Circles and gratitude have a lot in common. On the most basic level, they share a foundation of “the expectation of nothing.” They also can’t be forced…if they are to work. One can’t command, “be grateful!” or, “sit here and get along with others!” It’s rather more of an unfolding in our energy and expressions. A softening of our edges. With both gratitude and circles, we slowly become easier to sit next to and more able to sit next to others.

Our Circle of Gratitude took place in the yurt at Sacred Dwelling where Kylee offers Creative Grief Support and many other healing opportunities with a variety of collaborators. Thoughtfully built by Kylee and friends, the yurt stands at the far end of a long footpath underneath cedars and firs–just long enough to clear your mind for circle time.

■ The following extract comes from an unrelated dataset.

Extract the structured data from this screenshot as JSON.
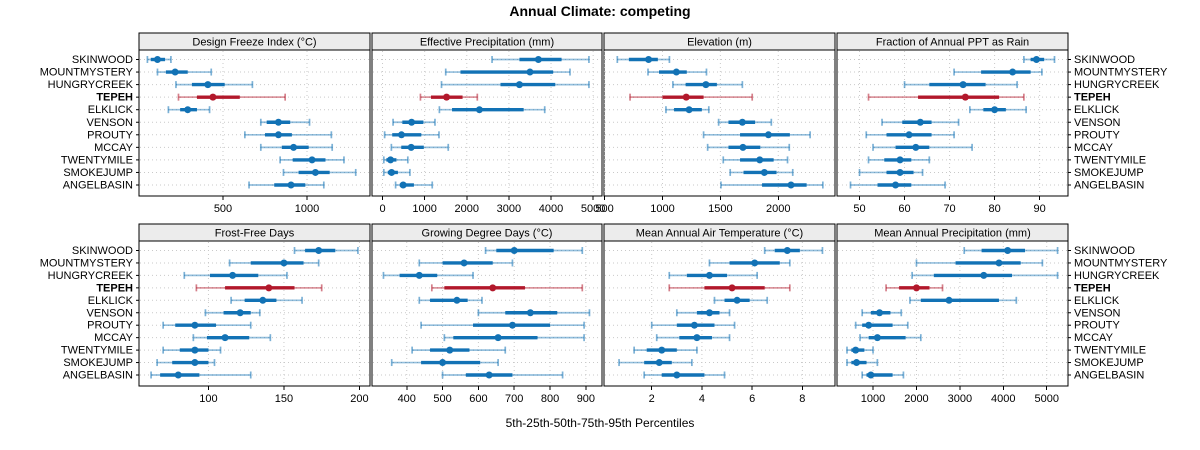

On the day of the Circle of Gratitude, we invited participants to come early and mingle, have a cup of tea, and find a seat. I began the circle with a welcome and an acknowledgement of the human history of the land. Then, after touching on concepts of gratitude as one of the purest forms of connection, I initiated the first round, inviting everyone to share what’s on their mind.

For the second round, I drew attention to the center: an empty white ceramic prayer wheel painted with birds and feathers that appear to fly when it spins. Made by my friend, Chris Moench of Bellingham, Washington, this work of art stands about the size of a large vase atop a heavy base and spins easily with one gentle swipe. Similar to the prayer wheels of ancient Tibet and Nepal, each revolution of the wheel can represent a prayer or generate an intention. For our purposes, I invited everyone to think of a moment that changed their life, then write it on a piece of paper to eventually place in the prayer wheel. After giving everyone the time they needed to write, I suggested that we each take turns describing what we wrote in terms of any quality that might have come out of the experience. The sharing and spinning of the wheel held us all captive in a long moment of communal enchantment!

In the concluding round, we all expressed gratitude for the deep human connection, and for the opportunity to share the magical community moment. The need for practice was clear–our flaws and foibles real and visible–but the circle held us like gratitude itself.